'Love your neighbour' key to Christian climate change response

The teaching of Jesus to 'love your neighbour as yourself' underpins a Christian response to climate change, the Rev Prof Ian James, Oxford Diocesan Environment Advisor told Christians on Wednesday.

Speaking at the Christian Resources Exhibition, running in Esher in Surrey all this week, he reminded Christians that the lifestyle choices of people in Britain had consequences on people living in other parts of the world that could not be overlooked.

"We are in an inter-connected world. We can't say that we exist and that something else is independent. We are inter-dependent," he said.

"The church is the people, it's you and I, and it's what we do Monday to Friday as well as on Sunday. The effect that you and I have in daily living is as large as what happens in our church on Sunday morning."

Prof James, who teaches at the University of Reading, urged Christians to make the changes that put the Earth, and other people living on it, first.

"We regard ourselves as important and the rest of the world as expendable," he told Christians. "But we are called to give ourselves at the right time that they may have life - that is the principle we are called to live out in this world, not to say the world is an infinite resource that we can just exploit as we like," he told Christians.

Prof James pointed to the example of science, which regards two objects as neighbours not necessarily when they are next to one another, but rather when they have an affect on one another.

"Who is my neighbour?" he asked. "Neighbours extend throughout the world.

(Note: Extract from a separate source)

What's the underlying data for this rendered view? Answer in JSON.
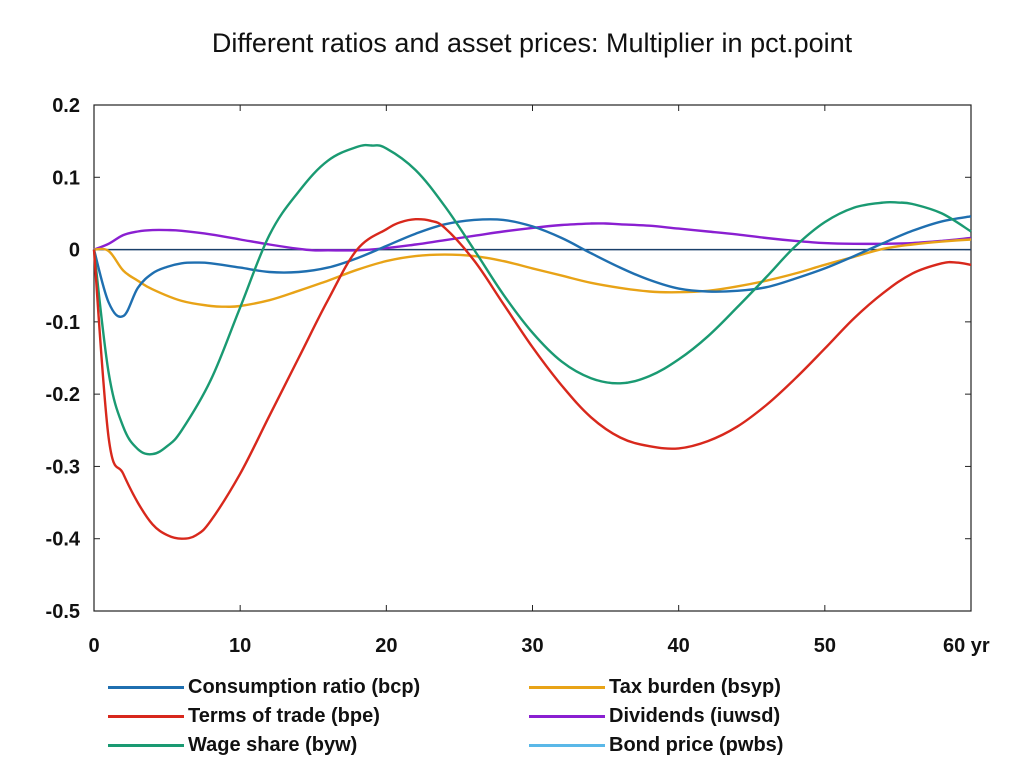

We cannot say anyone or anything is not a neighbour."

He brushed aside climate change sceptics, pointing to evidence in warming temperatures, melting glaciers in mountain ranges in all parts of the world except New Zealand, rising sea levels, and increasingly frequent droughts, floods and storms.

"Climate change is at least as serious a problem to the human race as terrorism is," he warned.

Prof James said it was not enough to cut out one factor, such as eliminating the use of airplanes or four-by-fours: "We have to look at reductions right across the board."

He advised Christians to start calculating their carbon emissions to guide decisions on all areas of life, before challenging the audience on whether they would choose a family package holiday to Greece by airplane, which would produce 950kg of carbon emissions, or a family holiday by train to Cornwall, which would produce just 55kg.

"These are choices we have to make. Do we just thoughtlessly take the package holiday cos it's cheaper?" he asked. "We need as individuals and churches to get into the habit of auditing what our carbon emissions are."

Prof James said that simple behavioural changes such as switching to green electricity tariffs, installing proper insulation or using more environmentally friendly modes of transport could make a huge difference.

"It can be done, and not all that painfully, and I think the church should be setting an example," he said.